Ну это я сейчас фантазирую, а тогда я просто роботом отвечал, не задумывался. А внутри, кроме кромешной пустоты, ничего не было. Я на вечер памяти не пошёл даже. Там выступали ребята из местной школьной группы, с музыкального класса, короче, мне показалось, будет скукотища и я слинял по-хитрому. Наткнулся на рыжую, Дейзи из параллельного. Ну ты её видела… Я собирался свалить подальше, а она: «Ой, Генри! Милый, поехали пивка попьём, поразвлекаемся…», типа всё нормально.

Где-то примерно к тому часу, когда в зале зажигали свечи, подносили цветы, я держал рыжие волосы в кулаке, пока она отсасывала у меня на парковке за магазином. Я запомнил, потому что этот посредственный минет явно не стоил последствий. До сих пор не знаю, кто нас заметил и доложил директору, все же находились в этом грёбаном зале, якобы чтили твою память.

Меня вызвали на следующий день. Дейзи, ну, она что, покрутила хвостом и отмазалась, а меня мистер Андерс прихватил жёстко за яйца. Ты не представляешь, сколько раз у меня пытался выудить разными формулировками в каких отношениях мы с тобой состояли. Он так осторожничал. Я уже потом понял, чего он пытался добиться. Считал, что я не просто так покинул церемонию прощания. Ха, типа меня это настолько трогает. Не могу смотреть на твою фотографию. Кстати, несуразную, огромную фотку, с чёрной лентой, распечатанную на глянцевой бумаге, поставленную прямо там, где девки из группы болельщиц обычно трясут своими жопами. Фотку, где ты… тут должно быть барабанное юмористическое вступление… катаешься на сноуборде, на каком-то европейском курорте. И лица-то почти не видно за солнцезащитной маской. Непонятно кто ты вообще.

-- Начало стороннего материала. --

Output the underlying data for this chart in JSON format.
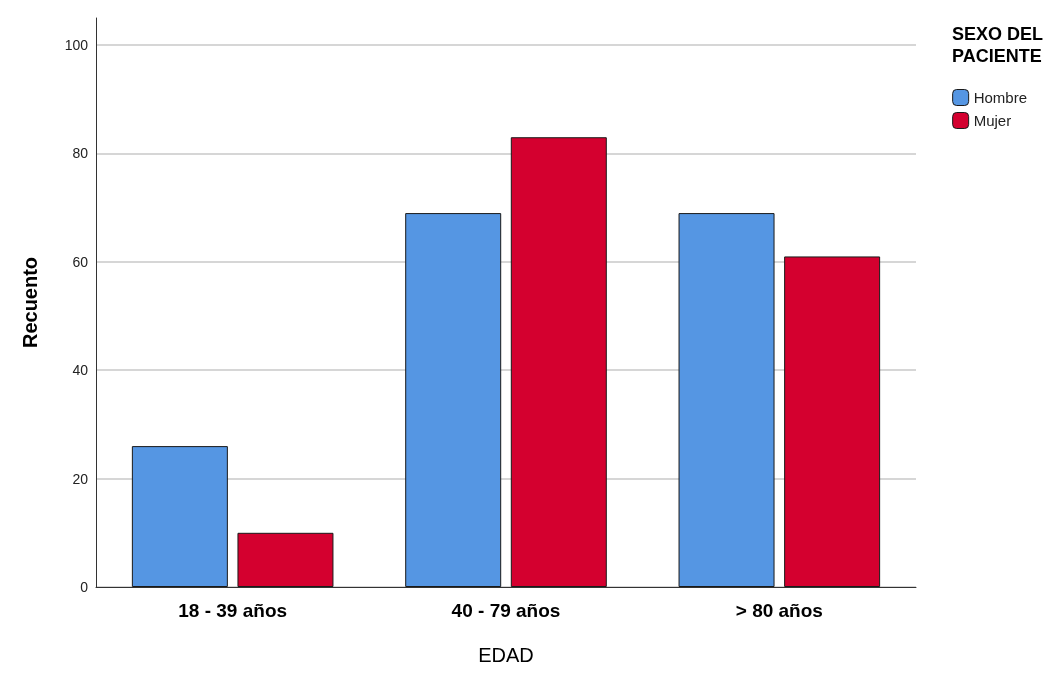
{
  "chart_data": {
    "type": "bar",
    "xlabel": "EDAD",
    "ylabel": "Recuento",
    "legend_title": "SEXO DEL\nPACIENTE",
    "categories": [
      "18 - 39 años",
      "40 - 79 años",
      "> 80 años"
    ],
    "series": [
      {
        "name": "Hombre",
        "color": "#5596e3",
        "values": [
          26,
          69,
          69
        ]
      },
      {
        "name": "Mujer",
        "color": "#d4002f",
        "values": [
          10,
          83,
          61
        ]
      }
    ],
    "ylim": [
      0,
      105
    ],
    "yticks": [
      0,
      20,
      40,
      60,
      80,
      100
    ],
    "grid": "y",
    "legend": "top right"
  }
}
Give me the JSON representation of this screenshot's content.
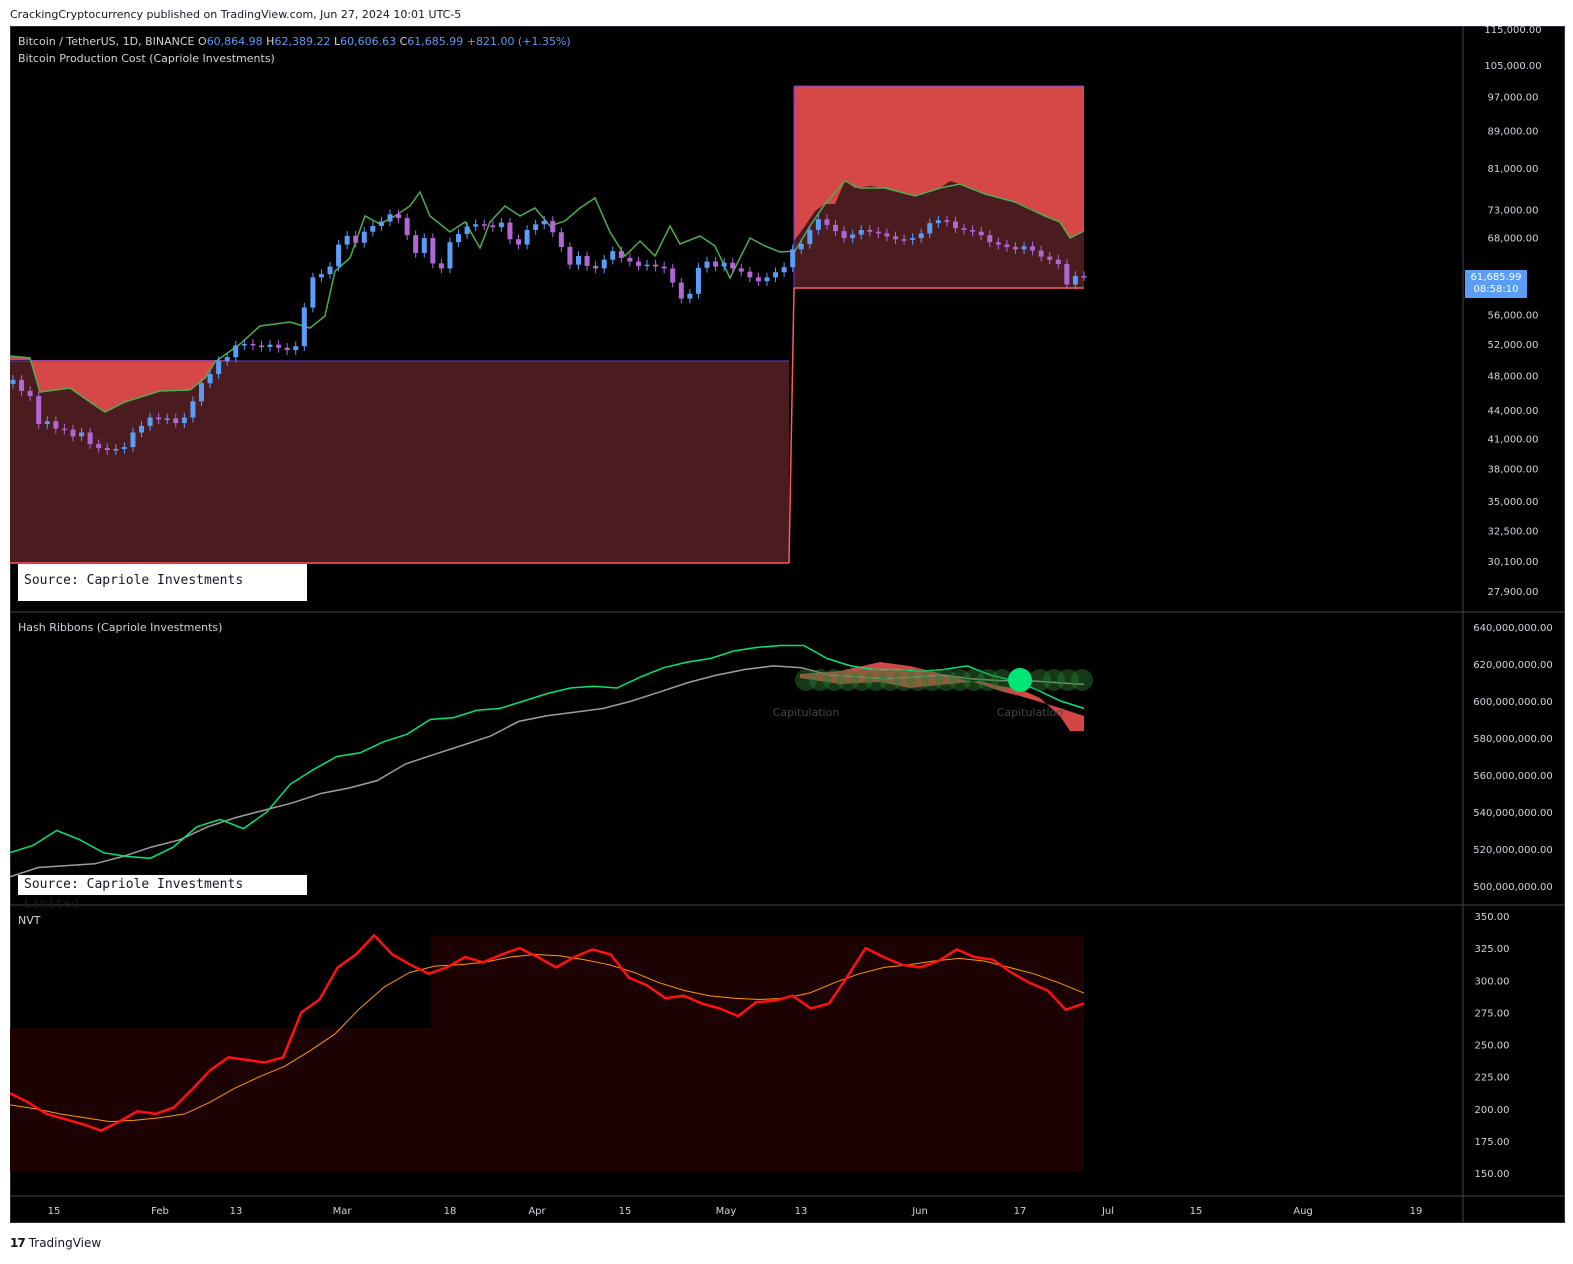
{
  "header": {
    "publish_line": "CrackingCryptocurrency published on TradingView.com, Jun 27, 2024 10:01 UTC-5"
  },
  "main_pane": {
    "symbol": "Bitcoin / TetherUS, 1D, BINANCE",
    "ohlc": {
      "o_label": "O",
      "o": "60,864.98",
      "h_label": "H",
      "h": "62,389.22",
      "l_label": "L",
      "l": "60,606.63",
      "c_label": "C",
      "c": "61,685.99",
      "change": "+821.00 (+1.35%)"
    },
    "indicator_title": "Bitcoin Production Cost (Capriole Investments)",
    "source_label": "Source: Capriole Investments",
    "last_price": "61,685.99",
    "countdown": "08:58:10"
  },
  "hash_pane": {
    "title": "Hash Ribbons (Capriole Investments)",
    "source_label": "Source: Capriole Investments Limited",
    "annotations": [
      "Capitulation",
      "Capitulation"
    ]
  },
  "nvt_pane": {
    "title": "NVT"
  },
  "footer": {
    "logo": "17",
    "brand": "TradingView"
  },
  "colors": {
    "background": "#000000",
    "bull": "#5b9cf6",
    "bear": "#b266d6",
    "cost_fill": "#4a1c20",
    "cost_band": "#dd4a4a",
    "ma_green": "#4caf50",
    "hash_fast": "#00e676",
    "hash_slow": "#9e9e9e",
    "nvt_line": "#ff1111",
    "nvt_ma": "#ff9800"
  },
  "chart_data": [
    {
      "type": "candlestick",
      "title": "Bitcoin / TetherUS, 1D, BINANCE",
      "x_ticks": [
        "15",
        "Feb",
        "13",
        "Mar",
        "18",
        "Apr",
        "15",
        "May",
        "13",
        "Jun",
        "17",
        "Jul",
        "15",
        "Aug",
        "19"
      ],
      "y_ticks": [
        "115,000.00",
        "105,000.00",
        "97,000.00",
        "89,000.00",
        "81,000.00",
        "73,000.00",
        "68,000.00",
        "56,000.00",
        "52,000.00",
        "48,000.00",
        "44,000.00",
        "41,000.00",
        "38,000.00",
        "35,000.00",
        "32,500.00",
        "30,100.00",
        "27,900.00"
      ],
      "y_scale": "log",
      "close_series": [
        47500,
        46200,
        45600,
        42500,
        42800,
        42000,
        41900,
        41200,
        41600,
        40400,
        40000,
        39800,
        39900,
        40100,
        41600,
        42300,
        43200,
        43000,
        43100,
        42600,
        43200,
        45000,
        47100,
        48200,
        49800,
        50300,
        51800,
        52000,
        51800,
        51600,
        51900,
        51500,
        51200,
        51700,
        57000,
        61500,
        62000,
        63200,
        66800,
        68300,
        67100,
        69000,
        70000,
        70800,
        72100,
        71400,
        68400,
        65400,
        67900,
        63700,
        62900,
        67200,
        68600,
        69900,
        70300,
        70100,
        69800,
        70600,
        67700,
        66800,
        69300,
        70300,
        70900,
        68900,
        66400,
        63500,
        64900,
        63300,
        62900,
        64300,
        65700,
        64600,
        64000,
        63300,
        63500,
        63200,
        62900,
        60700,
        58300,
        59000,
        63000,
        64000,
        63200,
        63800,
        62900,
        62400,
        61500,
        60900,
        61500,
        62300,
        63100,
        66000,
        66900,
        69300,
        71200,
        70200,
        69100,
        67900,
        68500,
        69300,
        69000,
        68700,
        68200,
        67700,
        67600,
        67900,
        68700,
        70500,
        71000,
        70800,
        69600,
        69300,
        69000,
        68400,
        67200,
        66800,
        66400,
        66000,
        66500,
        65800,
        64800,
        64300,
        63600,
        60400,
        61700,
        61686
      ],
      "production_cost_levels": [
        {
          "period": "Jan–May 2024",
          "low": 30100,
          "high": 50000
        },
        {
          "period": "May–Jun 2024",
          "low": 60000,
          "high": 100000
        }
      ]
    },
    {
      "type": "line",
      "title": "Hash Ribbons (Capriole Investments)",
      "y_ticks": [
        "640,000,000.00",
        "620,000,000.00",
        "600,000,000.00",
        "580,000,000.00",
        "560,000,000.00",
        "540,000,000.00",
        "520,000,000.00",
        "500,000,000.00"
      ],
      "series": [
        {
          "values": [
            518,
            522,
            530,
            525,
            518,
            516,
            515,
            521,
            532,
            536,
            531,
            540,
            555,
            563,
            570,
            572,
            578,
            582,
            590,
            591,
            595,
            596,
            600,
            604,
            607,
            608,
            607,
            613,
            618,
            621,
            623,
            627,
            629,
            630,
            630,
            623,
            619,
            617,
            617,
            616,
            617,
            619,
            614,
            611,
            606,
            600,
            596
          ]
        },
        {
          "values": [
            505,
            510,
            511,
            512,
            516,
            521,
            525,
            532,
            537,
            541,
            545,
            550,
            553,
            557,
            566,
            571,
            576,
            581,
            589,
            592,
            594,
            596,
            600,
            605,
            610,
            614,
            617,
            619,
            618,
            614,
            613,
            612,
            613,
            614,
            612,
            611,
            611,
            610,
            609
          ]
        }
      ]
    },
    {
      "type": "line",
      "title": "NVT",
      "y_ticks": [
        "350.00",
        "325.00",
        "300.00",
        "275.00",
        "250.00",
        "225.00",
        "200.00",
        "175.00",
        "150.00"
      ],
      "series": [
        {
          "values": [
            212,
            205,
            196,
            192,
            188,
            183,
            190,
            198,
            196,
            201,
            215,
            230,
            240,
            238,
            236,
            240,
            275,
            285,
            310,
            320,
            335,
            320,
            312,
            305,
            310,
            318,
            314,
            320,
            325,
            318,
            310,
            318,
            324,
            320,
            302,
            296,
            286,
            288,
            282,
            278,
            272,
            283,
            284,
            288,
            278,
            282,
            303,
            325,
            318,
            312,
            310,
            315,
            324,
            318,
            316,
            306,
            298,
            292,
            277,
            282
          ]
        },
        {
          "values": [
            203,
            200,
            196,
            193,
            190,
            191,
            193,
            196,
            205,
            216,
            225,
            233,
            245,
            258,
            278,
            295,
            306,
            311,
            312,
            314,
            318,
            320,
            319,
            316,
            312,
            306,
            298,
            292,
            288,
            286,
            285,
            286,
            290,
            298,
            305,
            310,
            312,
            315,
            317,
            315,
            310,
            305,
            298,
            290
          ]
        }
      ]
    }
  ]
}
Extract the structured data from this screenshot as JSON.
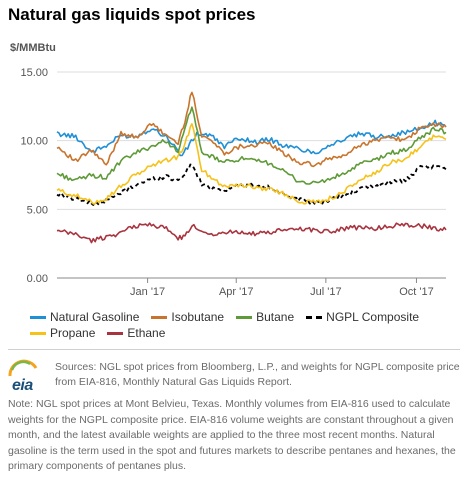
{
  "title": "Natural gas liquids spot prices",
  "unit_label": "$/MMBtu",
  "chart_data": {
    "type": "line",
    "ylim": [
      0,
      15
    ],
    "y_ticks": [
      "0.00",
      "5.00",
      "10.00",
      "15.00"
    ],
    "x_tick_labels": [
      "Jan '17",
      "Apr '17",
      "Jul '17",
      "Oct '17"
    ],
    "x_tick_dates": [
      "2017-01-01",
      "2017-04-01",
      "2017-07-01",
      "2017-10-01"
    ],
    "x_range": [
      "2016-10-01",
      "2017-10-31"
    ],
    "grid": "horizontal",
    "legend_position": "bottom",
    "series": [
      {
        "name": "Natural Gasoline",
        "color": "#1f8fd6",
        "dash": false,
        "x": [
          "2016-10-01",
          "2016-10-20",
          "2016-11-05",
          "2016-11-20",
          "2016-12-05",
          "2016-12-20",
          "2017-01-05",
          "2017-01-20",
          "2017-02-05",
          "2017-02-20",
          "2017-03-05",
          "2017-03-20",
          "2017-04-05",
          "2017-04-20",
          "2017-05-05",
          "2017-05-20",
          "2017-06-05",
          "2017-06-20",
          "2017-07-05",
          "2017-07-20",
          "2017-08-05",
          "2017-08-20",
          "2017-09-05",
          "2017-09-20",
          "2017-10-05",
          "2017-10-20",
          "2017-10-31"
        ],
        "values": [
          10.5,
          10.3,
          9.2,
          9.6,
          10.4,
          10.3,
          10.9,
          10.3,
          8.9,
          10.5,
          10.4,
          9.6,
          10.2,
          9.9,
          10.1,
          9.6,
          9.4,
          9.1,
          9.7,
          10.1,
          10.5,
          10.3,
          10.4,
          10.6,
          10.9,
          11.3,
          11.0
        ]
      },
      {
        "name": "Isobutane",
        "color": "#c9742c",
        "dash": false,
        "x": [
          "2016-10-01",
          "2016-10-20",
          "2016-11-05",
          "2016-11-20",
          "2016-12-05",
          "2016-12-20",
          "2017-01-05",
          "2017-01-20",
          "2017-02-01",
          "2017-02-08",
          "2017-02-15",
          "2017-02-25",
          "2017-03-05",
          "2017-03-20",
          "2017-04-05",
          "2017-04-20",
          "2017-05-05",
          "2017-05-20",
          "2017-06-05",
          "2017-06-20",
          "2017-07-05",
          "2017-07-20",
          "2017-08-05",
          "2017-08-20",
          "2017-09-05",
          "2017-09-20",
          "2017-10-05",
          "2017-10-20",
          "2017-10-31"
        ],
        "values": [
          9.6,
          8.5,
          9.3,
          8.2,
          10.6,
          10.2,
          11.2,
          10.4,
          9.8,
          11.5,
          13.6,
          10.4,
          10.1,
          9.1,
          9.6,
          9.7,
          9.8,
          9.0,
          8.4,
          8.2,
          8.7,
          8.9,
          9.7,
          10.0,
          10.3,
          10.0,
          10.9,
          11.2,
          11.0
        ]
      },
      {
        "name": "Butane",
        "color": "#5e9a37",
        "dash": false,
        "x": [
          "2016-10-01",
          "2016-10-20",
          "2016-11-05",
          "2016-11-20",
          "2016-12-05",
          "2016-12-20",
          "2017-01-05",
          "2017-01-20",
          "2017-02-01",
          "2017-02-08",
          "2017-02-15",
          "2017-02-25",
          "2017-03-05",
          "2017-03-20",
          "2017-04-05",
          "2017-04-20",
          "2017-05-05",
          "2017-05-20",
          "2017-06-05",
          "2017-06-20",
          "2017-07-05",
          "2017-07-20",
          "2017-08-05",
          "2017-08-20",
          "2017-09-05",
          "2017-09-20",
          "2017-10-05",
          "2017-10-20",
          "2017-10-31"
        ],
        "values": [
          7.6,
          7.1,
          7.5,
          7.3,
          8.5,
          9.1,
          9.6,
          10.0,
          9.2,
          10.8,
          12.6,
          9.0,
          8.9,
          8.4,
          8.7,
          8.5,
          8.4,
          7.7,
          7.0,
          6.9,
          7.2,
          7.6,
          8.3,
          8.6,
          9.1,
          9.3,
          10.2,
          10.9,
          10.6
        ]
      },
      {
        "name": "NGPL Composite",
        "color": "#000000",
        "dash": true,
        "x": [
          "2016-10-01",
          "2016-10-20",
          "2016-11-05",
          "2016-11-20",
          "2016-12-05",
          "2016-12-20",
          "2017-01-05",
          "2017-01-20",
          "2017-02-01",
          "2017-02-10",
          "2017-02-15",
          "2017-02-25",
          "2017-03-05",
          "2017-03-20",
          "2017-04-05",
          "2017-04-20",
          "2017-05-05",
          "2017-05-20",
          "2017-06-05",
          "2017-06-20",
          "2017-07-05",
          "2017-07-20",
          "2017-08-05",
          "2017-08-20",
          "2017-09-05",
          "2017-09-20",
          "2017-10-05",
          "2017-10-20",
          "2017-10-31"
        ],
        "values": [
          6.1,
          5.8,
          5.4,
          5.6,
          6.2,
          6.8,
          7.2,
          7.4,
          7.1,
          7.8,
          8.3,
          6.8,
          6.6,
          6.4,
          6.8,
          6.7,
          6.6,
          6.1,
          5.7,
          5.4,
          5.7,
          6.0,
          6.5,
          6.7,
          7.0,
          7.1,
          8.0,
          8.1,
          7.9
        ]
      },
      {
        "name": "Propane",
        "color": "#f5c21a",
        "dash": false,
        "x": [
          "2016-10-01",
          "2016-10-20",
          "2016-11-05",
          "2016-11-20",
          "2016-12-05",
          "2016-12-20",
          "2017-01-05",
          "2017-01-20",
          "2017-02-01",
          "2017-02-08",
          "2017-02-15",
          "2017-02-25",
          "2017-03-05",
          "2017-03-20",
          "2017-04-05",
          "2017-04-20",
          "2017-05-05",
          "2017-05-20",
          "2017-06-05",
          "2017-06-20",
          "2017-07-05",
          "2017-07-20",
          "2017-08-05",
          "2017-08-20",
          "2017-09-05",
          "2017-09-20",
          "2017-10-05",
          "2017-10-20",
          "2017-10-31"
        ],
        "values": [
          6.4,
          6.0,
          5.5,
          5.8,
          6.7,
          7.5,
          8.2,
          8.6,
          8.8,
          9.8,
          11.2,
          7.9,
          7.4,
          6.7,
          6.8,
          6.6,
          6.5,
          6.1,
          5.6,
          5.5,
          5.8,
          6.3,
          7.2,
          7.6,
          8.4,
          8.7,
          9.6,
          10.4,
          10.1
        ]
      },
      {
        "name": "Ethane",
        "color": "#a8343f",
        "dash": false,
        "x": [
          "2016-10-01",
          "2016-10-20",
          "2016-11-05",
          "2016-11-20",
          "2016-12-05",
          "2016-12-20",
          "2017-01-05",
          "2017-01-20",
          "2017-02-01",
          "2017-02-08",
          "2017-02-15",
          "2017-02-25",
          "2017-03-05",
          "2017-03-20",
          "2017-04-05",
          "2017-04-20",
          "2017-05-05",
          "2017-05-20",
          "2017-06-05",
          "2017-06-20",
          "2017-07-05",
          "2017-07-20",
          "2017-08-05",
          "2017-08-20",
          "2017-09-05",
          "2017-09-20",
          "2017-10-05",
          "2017-10-20",
          "2017-10-31"
        ],
        "values": [
          3.4,
          3.2,
          2.7,
          3.0,
          3.3,
          3.8,
          3.9,
          3.6,
          2.9,
          3.0,
          3.8,
          3.5,
          3.2,
          3.3,
          3.4,
          3.2,
          3.3,
          3.5,
          3.6,
          3.5,
          3.4,
          3.6,
          3.7,
          3.6,
          3.8,
          3.9,
          3.8,
          3.6,
          3.5
        ]
      }
    ]
  },
  "sources_text": "Sources: NGL spot prices from Bloomberg, L.P., and weights for NGPL composite price from EIA-816, Monthly Natural Gas Liquids Report.",
  "note_text": "Note: NGL spot prices at Mont Belvieu, Texas. Monthly volumes from EIA-816 used to calculate weights for the NGPL composite price. EIA-816 volume weights are constant throughout a given month, and the latest available weights are applied to the three most recent months. Natural gasoline is the term used in the spot and futures markets to describe pentanes and hexanes, the primary components of pentanes plus.",
  "logo_text": "eia"
}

Ну представляешь, масштаб абсурда? Какой, к чёрту, сноуборд! Неужели не могли другую фотографию выбрать? Твои родители не могли предложить другую? Или не было других фоток? Короче, никто не заморачивался, а может и специально выбрали, чтобы «без лица». Не знаю, но суть не в этом.

И вот, сижу я, привычно кручу в руках идиотскую статуэтку собачонки с директорского стола. Андерс зыркает на меня с прищуром, а потом выдаёт.

— Генри…

Он всегда со мной старается неформально общаться.

— Генри, хочу попросить тебя об одолжении.

Ну думаю, опять нелепое наказание, отнести что-нибудь тяжёлое, принести, как обычно. И почти угадываю… Андерс, встаёт, берёт с комода коробку, ставит передо мной лёгкую такую картонную коробочку, не больше пару килограмм. Я непонимающе кошусь, а он продолжает.

— Передай, пожалуйста, эту коробку мистеру и миссис Рид.